Der Drache war schuld an all dem. Ohne die Kraft in uns beiden wäre das alles niemals geschehen. Der Teil des Feuerwesens in ihm hatte seine wunderschönen und liebevollen blauen Augen düster werden lassen genauso wie seine dunkelbraunen Haare.

Fuchier hatte es damals meinen Eltern erklärt und diese dann uns Geschwistern. Die Seele verlieh uns eine unschätzbare Macht, aber sie hatte auch einen Preis, den man wohl oder übel zahlen musste. Das Stück der Seele verstärkte zum einen den Charakter seines Trägers. Nevary war schon immer ein kleiner Lügner gewesen, der gerne Schabernack trieb und anderen manchmal auch Streiche mit drastischen Folgen spielte. Ich bezweifelte nicht, dass die Macht in ihm einen großen Teil dazu beitrug, dass er jetzt so war wie er war. Seine dunkle Seite wurde durch sie noch schwärzer.

Der zweite Nachteil war, dass die Seele das Aussehen beeinflusste. Deswegen sah man Nevary seinen dunklen Charakter auch von außen so an.

All dies war auch ein Grund dafür, dass ich noch nie auch nur daran gedacht hatte meine Kräfte zu erwecken. Ich hatte Angst, was die Drachenseele in mir und an mir verändern könnte. Das Negativbeispiel sah ich ja direkt über mir.

"Oh liebste Schwester, glaubst du nicht, dass ich schon längst in der Unterwelt bin?", unterbrach er meine Gedanken und holte mich zurück in die grausame Realität. Tapfer fixierte ich weiter seine Augen. Ich hatte keine Ahnung, was für Kräfte er nun genau hatte. Daher blieb ich starr und versuchte auch an nichts zu denken, da ich die Befürchtung hatte, er könnte womöglich sogar in mich hineinsehen. Schließlich waren wir auf ewig verbunden durch Fuchier.

Er wendete sich langsam ab und lief gemächlich um mich herum während er weitersprach. Sein Blick kreiste durch den Raum, seine linke Hand ruhte auf seinem Rücken, seine rechte hingegen war leicht erhoben und machte passende Bewegungen zu seiner kleinen Ansprache.

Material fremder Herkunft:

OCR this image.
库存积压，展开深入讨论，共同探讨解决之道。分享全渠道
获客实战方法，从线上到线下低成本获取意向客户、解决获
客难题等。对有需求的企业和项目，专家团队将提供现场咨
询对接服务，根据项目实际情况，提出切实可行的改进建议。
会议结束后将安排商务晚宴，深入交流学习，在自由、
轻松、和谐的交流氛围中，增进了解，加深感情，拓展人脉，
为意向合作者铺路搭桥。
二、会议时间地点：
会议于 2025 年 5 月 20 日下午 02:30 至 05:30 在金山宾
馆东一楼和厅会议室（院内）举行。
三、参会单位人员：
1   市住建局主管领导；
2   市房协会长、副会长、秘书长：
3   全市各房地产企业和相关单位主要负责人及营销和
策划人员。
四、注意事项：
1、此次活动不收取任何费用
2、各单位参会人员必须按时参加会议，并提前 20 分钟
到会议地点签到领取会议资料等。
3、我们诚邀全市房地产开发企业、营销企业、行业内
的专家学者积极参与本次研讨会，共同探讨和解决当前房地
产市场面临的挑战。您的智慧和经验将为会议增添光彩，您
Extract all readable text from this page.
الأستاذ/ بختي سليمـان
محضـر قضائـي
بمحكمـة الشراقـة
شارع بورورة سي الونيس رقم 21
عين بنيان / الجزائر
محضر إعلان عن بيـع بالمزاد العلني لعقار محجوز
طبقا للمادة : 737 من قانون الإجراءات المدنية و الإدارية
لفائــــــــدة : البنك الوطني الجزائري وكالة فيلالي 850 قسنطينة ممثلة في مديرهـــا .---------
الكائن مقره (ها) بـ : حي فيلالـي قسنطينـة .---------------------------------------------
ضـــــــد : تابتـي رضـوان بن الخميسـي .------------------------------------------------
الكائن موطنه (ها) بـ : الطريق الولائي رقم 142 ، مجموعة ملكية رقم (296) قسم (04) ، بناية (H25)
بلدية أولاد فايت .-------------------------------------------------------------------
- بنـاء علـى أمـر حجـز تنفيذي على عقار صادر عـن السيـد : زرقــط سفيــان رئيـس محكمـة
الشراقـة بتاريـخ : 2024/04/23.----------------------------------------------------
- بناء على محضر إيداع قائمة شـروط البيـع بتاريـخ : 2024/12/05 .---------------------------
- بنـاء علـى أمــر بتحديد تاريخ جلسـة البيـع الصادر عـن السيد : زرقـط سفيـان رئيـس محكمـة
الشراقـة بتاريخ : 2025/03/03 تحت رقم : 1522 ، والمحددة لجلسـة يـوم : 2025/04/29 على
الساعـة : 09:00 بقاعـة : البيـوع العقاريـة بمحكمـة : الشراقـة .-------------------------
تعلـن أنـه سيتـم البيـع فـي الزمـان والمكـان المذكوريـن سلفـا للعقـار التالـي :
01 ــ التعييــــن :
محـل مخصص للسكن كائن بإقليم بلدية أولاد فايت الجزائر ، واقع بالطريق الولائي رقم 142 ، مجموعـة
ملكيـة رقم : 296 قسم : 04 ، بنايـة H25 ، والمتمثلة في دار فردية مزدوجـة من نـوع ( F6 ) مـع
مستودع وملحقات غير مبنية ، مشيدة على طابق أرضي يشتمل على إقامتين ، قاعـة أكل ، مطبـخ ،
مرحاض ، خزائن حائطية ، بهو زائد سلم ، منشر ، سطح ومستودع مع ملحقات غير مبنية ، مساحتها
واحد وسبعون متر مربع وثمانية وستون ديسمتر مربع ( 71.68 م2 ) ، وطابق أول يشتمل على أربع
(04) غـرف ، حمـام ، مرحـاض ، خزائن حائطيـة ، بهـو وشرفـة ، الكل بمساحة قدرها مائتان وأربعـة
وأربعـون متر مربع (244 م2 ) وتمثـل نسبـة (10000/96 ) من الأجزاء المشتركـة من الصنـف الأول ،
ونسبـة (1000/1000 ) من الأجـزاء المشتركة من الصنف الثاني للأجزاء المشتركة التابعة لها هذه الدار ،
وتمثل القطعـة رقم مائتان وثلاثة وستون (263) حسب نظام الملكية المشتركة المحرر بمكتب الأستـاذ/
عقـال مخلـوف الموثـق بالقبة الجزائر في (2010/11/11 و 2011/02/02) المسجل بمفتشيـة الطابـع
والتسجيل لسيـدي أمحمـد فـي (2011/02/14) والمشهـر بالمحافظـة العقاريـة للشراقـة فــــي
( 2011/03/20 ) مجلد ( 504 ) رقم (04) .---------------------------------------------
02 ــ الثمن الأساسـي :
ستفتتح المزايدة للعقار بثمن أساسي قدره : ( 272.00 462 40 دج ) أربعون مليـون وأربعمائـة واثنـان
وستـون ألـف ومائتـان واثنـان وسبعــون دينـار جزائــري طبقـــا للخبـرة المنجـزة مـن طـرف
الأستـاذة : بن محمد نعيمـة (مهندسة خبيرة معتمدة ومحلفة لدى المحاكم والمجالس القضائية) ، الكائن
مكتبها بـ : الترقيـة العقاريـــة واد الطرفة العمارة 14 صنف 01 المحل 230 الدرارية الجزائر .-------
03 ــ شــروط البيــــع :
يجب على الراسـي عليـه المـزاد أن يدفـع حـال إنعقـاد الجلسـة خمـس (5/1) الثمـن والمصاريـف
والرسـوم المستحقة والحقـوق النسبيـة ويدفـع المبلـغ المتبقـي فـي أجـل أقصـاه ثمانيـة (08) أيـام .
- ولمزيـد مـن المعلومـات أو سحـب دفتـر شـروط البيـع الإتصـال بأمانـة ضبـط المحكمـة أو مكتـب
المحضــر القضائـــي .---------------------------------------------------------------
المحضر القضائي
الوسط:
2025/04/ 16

"Ich habe es versucht...wirklich. Ich wollte die Kraft von dir ohne dich zu verletzen. Kein Haar hätte ich meiner lieben großen Schwester gekrümmt, schließlich bist du doch alles, was ich an direkter Familie noch habe. Aber so dumm und stur wie du bist hast du dich dagegen entschieden. Deine Art war schon immer nervig und hinderlich. Also werde ich nun alles Mögliche andere versuchen. Egal was es mich, oder wohl er dir kosten mag. Ich werde deine Drachenseele bekommen, auch wenn du es am Ende nicht überlebst." Ich wusste zwar, dass er gefühlskalt war, aber solche Worte direkt aus seinem Mund zu hören und dabei so hilflos zu sein...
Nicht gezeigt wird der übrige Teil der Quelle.